The National Economic Commission
Jude Wanniski
February 25, 1988


The most promising aspect of the new, independent creature of Congress, the National Economic Commission, is that there is not a single trained economist among the 12 members. This means there are no completely closed minds on the panel. So there is at least a small possibility it will not do too much damage. The "job" of the commission, as George Will put it in his column, is to "provide momentum for painful recommendations and to provide political cover for those who enact them." Which is why the panel is already being referred to as the National Tax Commission. "Our debt crisis won't be solved without higher taxes and lower spending," says Lee lacocca, a commission member. "Our job will be to carry the news to the American people. And if we do our job right, all of it will be bad news. All of it will involve some pain." The idea came from Mario Cuomo and was hatched last month in the omnibus spending bill with the backing of Senator Dole, who expects to be President next March when the bipartisan commission reports on its blueprint for economic policy. The President-elect in November gets to name two added members, which means the recommendations will tilt toward his tastes.

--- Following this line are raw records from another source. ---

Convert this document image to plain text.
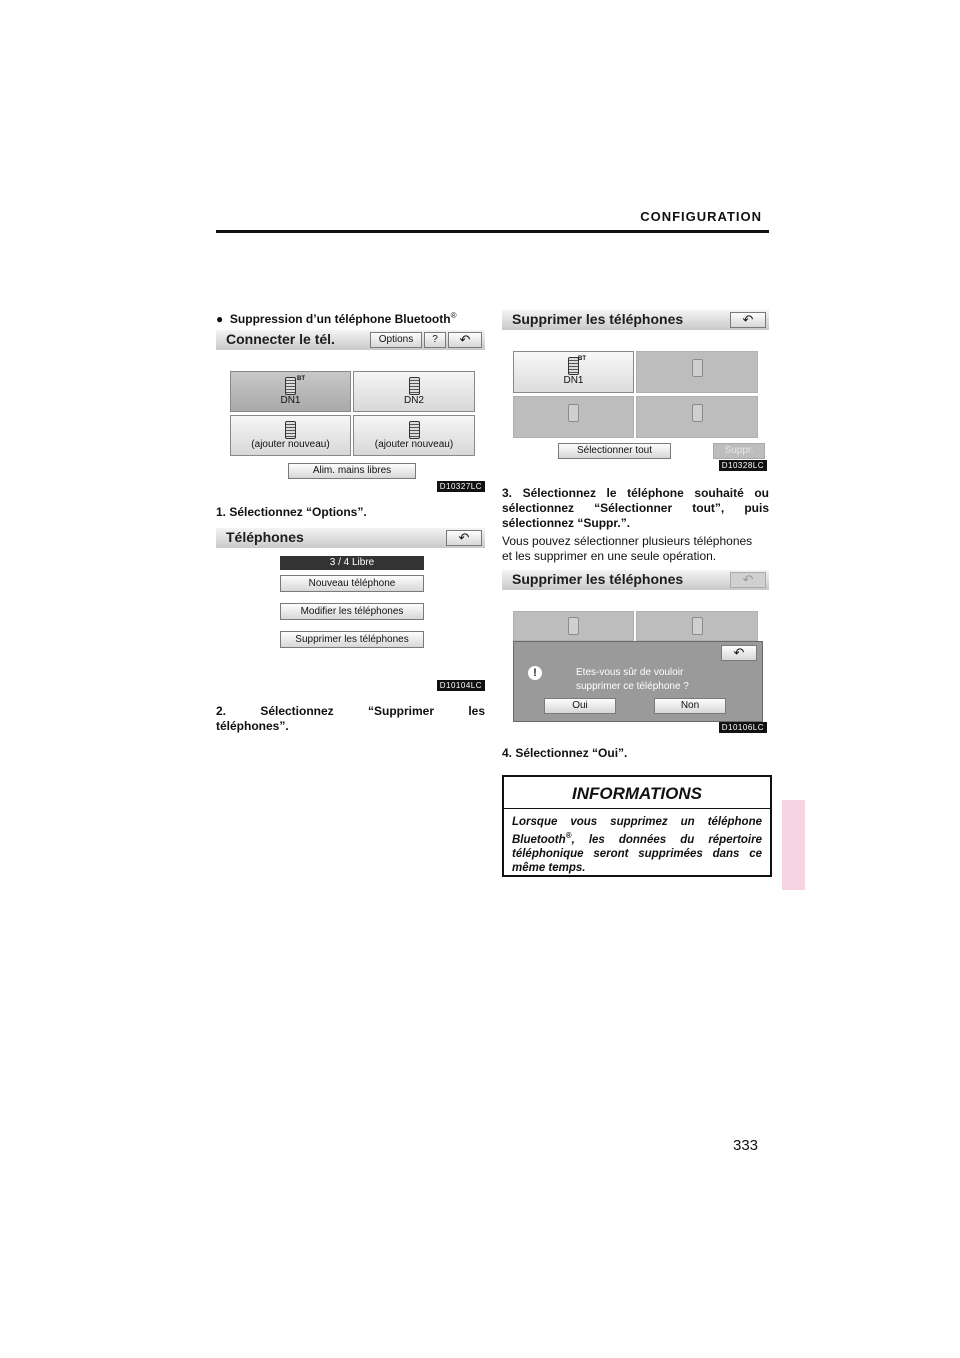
CONFIGURATION
● Suppression d’un téléphone Bluetooth®
Connecter le tél.	Options	?	↶
BT
DN1	DN2
(ajouter nouveau)	(ajouter nouveau)
Alim. mains libres
D10327LC
1. Sélectionnez “Options”.
Téléphones	↶
3 / 4 Libre
Nouveau téléphone
Modifier les téléphones
Supprimer les téléphones
D10104LC
2. Sélectionnez “Supprimer les
téléphones”.
Supprimer les téléphones	↶
BT
DN1
Sélectionner tout	Suppr.
D10328LC
3. Sélectionnez le téléphone souhaité ou
sélectionnez “Sélectionner tout”, puis
sélectionnez “Suppr.”.
Vous pouvez sélectionner plusieurs téléphones
et les supprimer en une seule opération.
Supprimer les téléphones	↶
↶
!	Etes-vous sûr de vouloir
supprimer ce téléphone ?
Oui	Non
D10106LC
4. Sélectionnez “Oui”.
INFORMATIONS
Lorsque vous supprimez un téléphone Bluetooth®, les données du répertoire téléphonique seront supprimées dans ce même temps.
333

It's much too early to speculate on what the commission will recommend. It will distill conventional wisdom as it gels after the November 1 elections, its report massaged to fit "political realities." The central operative idea is that whoever is President will have to have a recession in 1989 so the pain will be forgotten by re-election time in 1992. But if the deficit path is on a positive track by year's end, that will have important bearing on the Pain Plan. A year ago, Alan Greenspan asserted his belief in the therapeutic value of an '89 recession. Now he is pushing the hoary "crowding out" argument, telling Senator Proxmire that the economy will grow faster with spending cuts and tax increases because interest rates will fall on the lower federal borrowing requirement. Harvard's Larry Summers is making similar arguments with Michael Dukakis, but Dukakis is boasting about balancing budgets without raising taxes. Summers' mentor, Martin Feldstein, is in the George Bush camp. But interestingly, Bush has derided the need for this elite commission, arguing there are enough democratic institutions available to grapple with economic policy and sounding as fervent as Reagan in foreclosing tax hikes. Among the Democrats, Richard Gephardt has segued into a low-tax posture, attacking Albert Gore as an "elitist" and taxer.

As lacocca puts it: "We'll have to agree on the facts. Some ways to cut spending make good sense, and others just make good rhetoric. Some new taxes can help the American economy grow and become more competitive, and others can hurt it. We've got to agree on what's smart and what's not." That will not be easy. lacocca himself opposes an oil-import tax, which several others on the commission like. Lane Kirkland, Robert Strauss and Rep. Bill Grey would no doubt go for income-tax surcharges while some of the Republicans, like Pete Domenici, Drew Lewis, Donald Rumsfeld, and Rep. Bill Frenzel would be more amenable to "consumption" taxes, a la VAT, which would be poison to the auto industry. No consensus recommendations on spending cuts are likely to emerge, and there are no members known to see monetary reform as a means of cutting into debt-service costs.

Still, it is a novel idea to put together a national economics commission without any economists. It will be most interesting to watch them wrestle with their Pain Plan and observe the result. There's even one chance in a dozen they will do some good. Let's hope they have it on C-SPAN.